The two main candidates seeking to become Manhattan’s next district attorney have spoken out on a new report detailing the immense number of deaths within the New York State prison system.
On Oct. 12, Columbia University Center for Justice released a report finding that more individuals have died within the New York State prison system over the past decade than the total sum of executions throughout 300 years of capital punishment.
Titled “New York State’s New Death Penalty,” this study found that since 1976, 7,504 individuals have died while in custody of the Department of Corrections. Although New York last executed an inmate in 1963 and the death penalty was finally outlawed in 2007, researchers found that this did not slow death from occurring due to aging, sickness, and other issues.
Additionally, 56% of deaths over the last decade were of people 55 and older. Researchers along with lawmakers, Congress Member Jerry Nadler, and family have recommended the passage of Elder Parole — allowing those 55 and older who have already served 15 years an opportunity for parole—Fair and Timely Parole.

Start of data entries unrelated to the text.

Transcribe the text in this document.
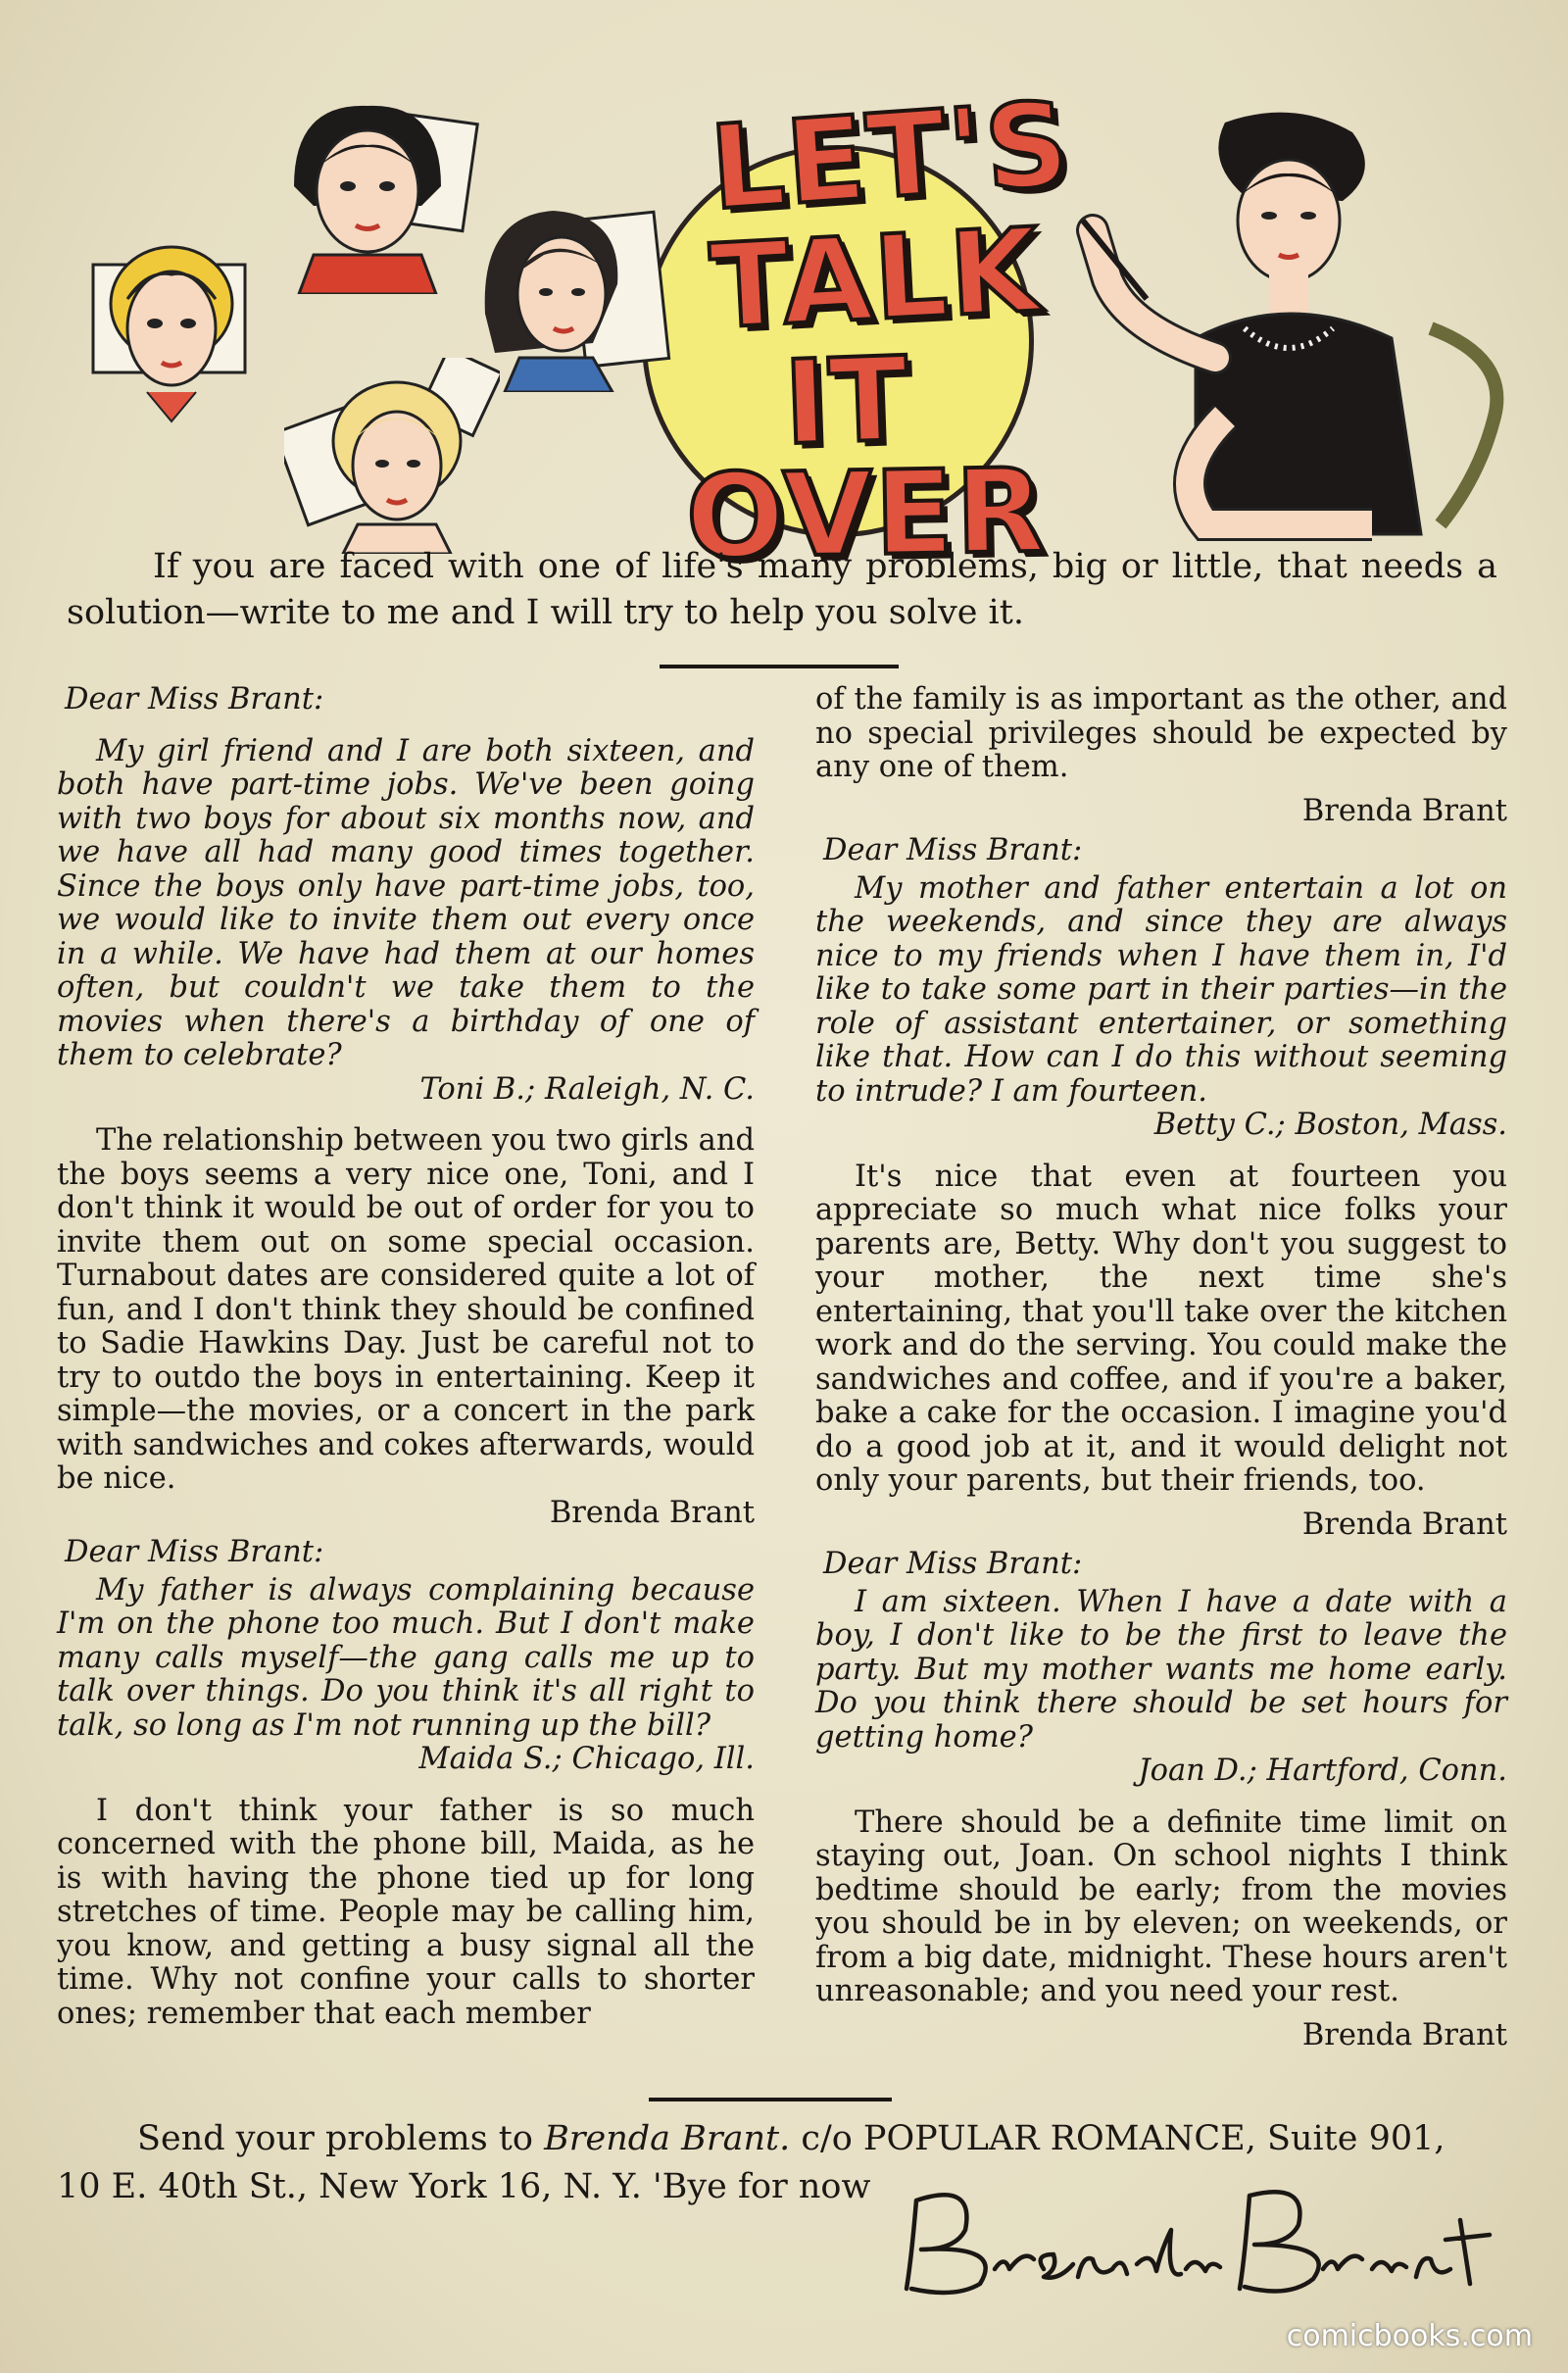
LET'S
TALK
IT
OVER

If you are faced with one of life's many problems, big or little, that needs a solution—write to me and I will try to help you solve it.

Dear Miss Brant:

My girl friend and I are both sixteen, and both have part-time jobs. We've been going with two boys for about six months now, and we have all had many good times together. Since the boys only have part-time jobs, too, we would like to invite them out every once in a while. We have had them at our homes often, but couldn't we take them to the movies when there's a birthday of one of them to celebrate?

Toni B.; Raleigh, N. C.

The relationship between you two girls and the boys seems a very nice one, Toni, and I don't think it would be out of order for you to invite them out on some special occasion. Turnabout dates are considered quite a lot of fun, and I don't think they should be confined to Sadie Hawkins Day. Just be careful not to try to outdo the boys in entertaining. Keep it simple—the movies, or a concert in the park with sandwiches and cokes afterwards, would be nice.

Brenda Brant

Dear Miss Brant:

My father is always complaining because I'm on the phone too much. But I don't make many calls myself—the gang calls me up to talk over things. Do you think it's all right to talk, so long as I'm not running up the bill?

Maida S.; Chicago, Ill.

I don't think your father is so much concerned with the phone bill, Maida, as he is with having the phone tied up for long stretches of time. People may be calling him, you know, and getting a busy signal all the time. Why not confine your calls to shorter ones; remember that each member

of the family is as important as the other, and no special privileges should be expected by any one of them.

Brenda Brant

Dear Miss Brant:

My mother and father entertain a lot on the weekends, and since they are always nice to my friends when I have them in, I'd like to take some part in their parties—in the role of assistant entertainer, or something like that. How can I do this without seeming to intrude? I am fourteen.

Betty C.; Boston, Mass.

It's nice that even at fourteen you appreciate so much what nice folks your parents are, Betty. Why don't you suggest to your mother, the next time she's entertaining, that you'll take over the kitchen work and do the serving. You could make the sandwiches and coffee, and if you're a baker, bake a cake for the occasion. I imagine you'd do a good job at it, and it would delight not only your parents, but their friends, too.

Brenda Brant

Dear Miss Brant:

I am sixteen. When I have a date with a boy, I don't like to be the first to leave the party. But my mother wants me home early. Do you think there should be set hours for getting home?

Joan D.; Hartford, Conn.

There should be a definite time limit on staying out, Joan. On school nights I think bedtime should be early; from the movies you should be in by eleven; on weekends, or from a big date, midnight. These hours aren't unreasonable; and you need your rest.

Brenda Brant

Send your problems to Brenda Brant. c/o POPULAR ROMANCE, Suite 901,

10 E. 40th St., New York 16, N. Y. 'Bye for now

comicbooks.com
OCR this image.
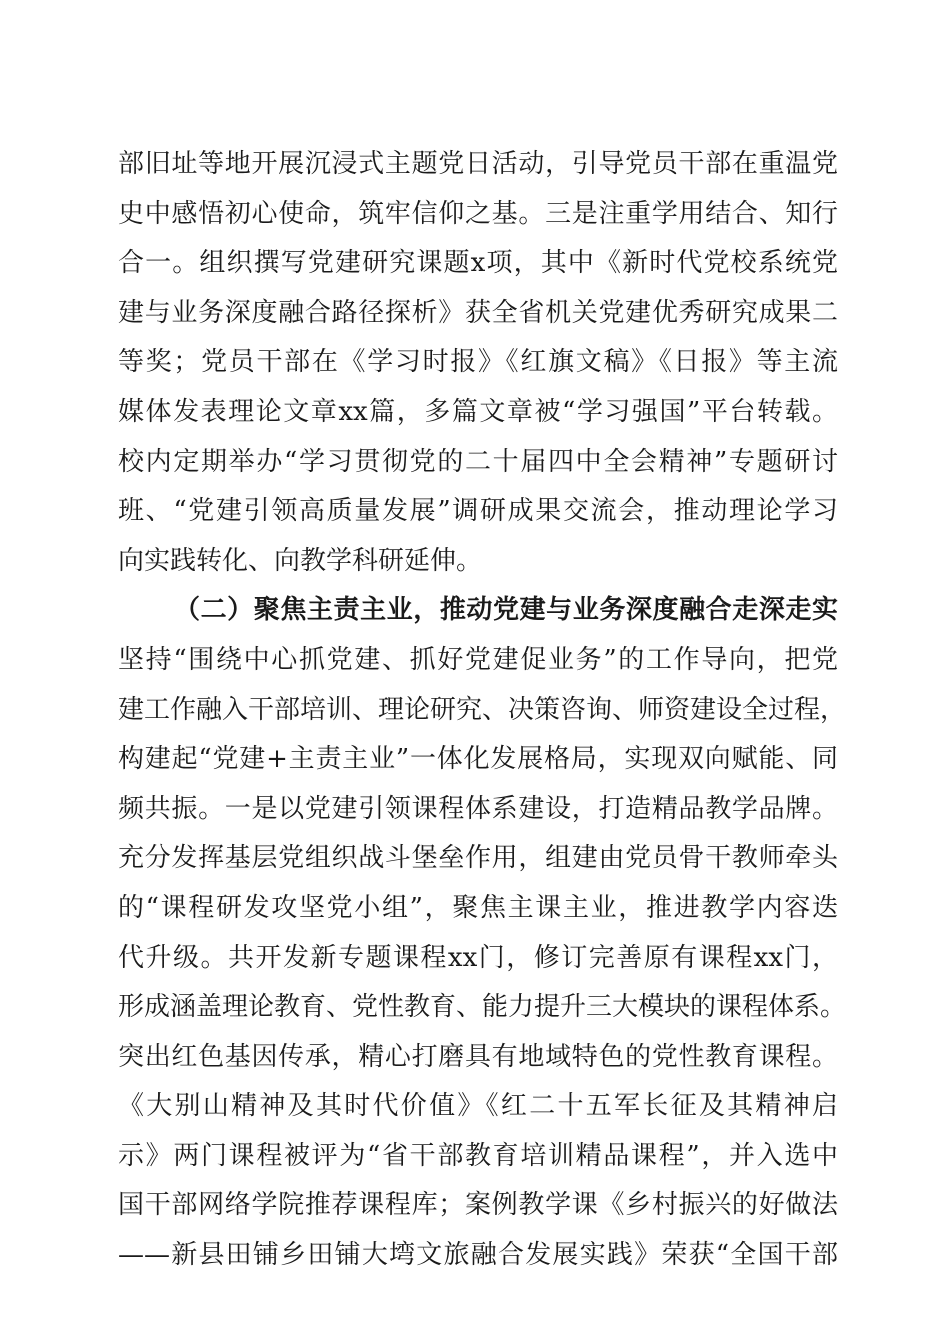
部旧址等地开展沉浸式主题党日活动，引导党员干部在重温党
史中感悟初心使命，筑牢信仰之基。三是注重学用结合、知行
合一。组织撰写党建研究课题x项，其中《新时代党校系统党
建与业务深度融合路径探析》获全省机关党建优秀研究成果二
等奖；党员干部在《学习时报》《红旗文稿》《日报》等主流
媒体发表理论文章xx篇，多篇文章被“学习强国”平台转载。
校内定期举办“学习贯彻党的二十届四中全会精神”专题研讨
班、“党建引领高质量发展”调研成果交流会，推动理论学习
向实践转化、向教学科研延伸。
（二）聚焦主责主业，推动党建与业务深度融合走深走实
坚持“围绕中心抓党建、抓好党建促业务”的工作导向，把党
建工作融入干部培训、理论研究、决策咨询、师资建设全过程，
构建起“党建+主责主业”一体化发展格局，实现双向赋能、同
频共振。一是以党建引领课程体系建设，打造精品教学品牌。
充分发挥基层党组织战斗堡垒作用，组建由党员骨干教师牵头
的“课程研发攻坚党小组”，聚焦主课主业，推进教学内容迭
代升级。共开发新专题课程xx门，修订完善原有课程xx门，
形成涵盖理论教育、党性教育、能力提升三大模块的课程体系。
突出红色基因传承，精心打磨具有地域特色的党性教育课程。
《大别山精神及其时代价值》《红二十五军长征及其精神启
示》两门课程被评为“省干部教育培训精品课程”，并入选中
国干部网络学院推荐课程库；案例教学课《乡村振兴的好做法
——新县田铺乡田铺大塆文旅融合发展实践》荣获“全国干部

In response to this report, Democratic nominee for Manhattan District Attorney Alvin Bragg told amNewYork Metro exclusively that he feels it is pivotal that both bills — Elder Parole and Fair and Timely Parole — be passed to alleviate the prison system while also protecting those inside.
“As a lifelong New Yorker, civil rights attorney, and district attorney candidate, I am horrified by the findings of this report. We can’t just say we’re against the death penalty, while leaving people who present no safety risk – overwhelmingly Black and Latinx – to die in prison. We must pass the Elder Parole bill and Fair & Timely Parole bill and expand the use of clemency to end the crisis of death in New York State prisons. Most importantly these common sense reforms will save lives and reunite families—and they will also save hundreds of millions of dollars per year that should be reallocated to support community safety and wellness.”
Republican District Attorney Candidate Thomas Kenniff also weighed in, believing that the number of deaths in prisons does not show the whole picture since there are those who have life sentences and committed terrible crimes who eventually will die from natural causes; however, it is alarming the deaths from negligent care and violence.
“The fact that more people have died in prison than have been executed is not on its face a completing statistic. New York State has not carried out an execution in nearly 50 years. There have, however, been many individuals who have received life sentences for heinous crimes such as premeditated murder. One would expect that many of these people would eventually die in prison of natural causes,” Kenniff said, “What is cause for alarm, is any circumstance in which a person dies in prison as a result of unnatural causes, be it violence or negligent care. No matter what the crime, we cannot condone punishment that is unduly cruel or inconsistent with our values as Americans.”
While candidates and elected officials voiced their opinion on the policies and state of Rikers Island, families continue to be caught in the middle.
“It’s just plain heartless to say that anyone should languish and die alone in prison because of archaic and racist policies. My own father was sentenced to 22 years to life and, like the vast majority of people who have matured behind bars, he’s totally rehabilitated. It would crush our family if he’s continually denied parole and left to die there, as has happened to countless other fathers, mothers, and grandparents,” said TeAna Taylor, Co-Director of Policy and Communications at the People’s Campaign for Parole Justice.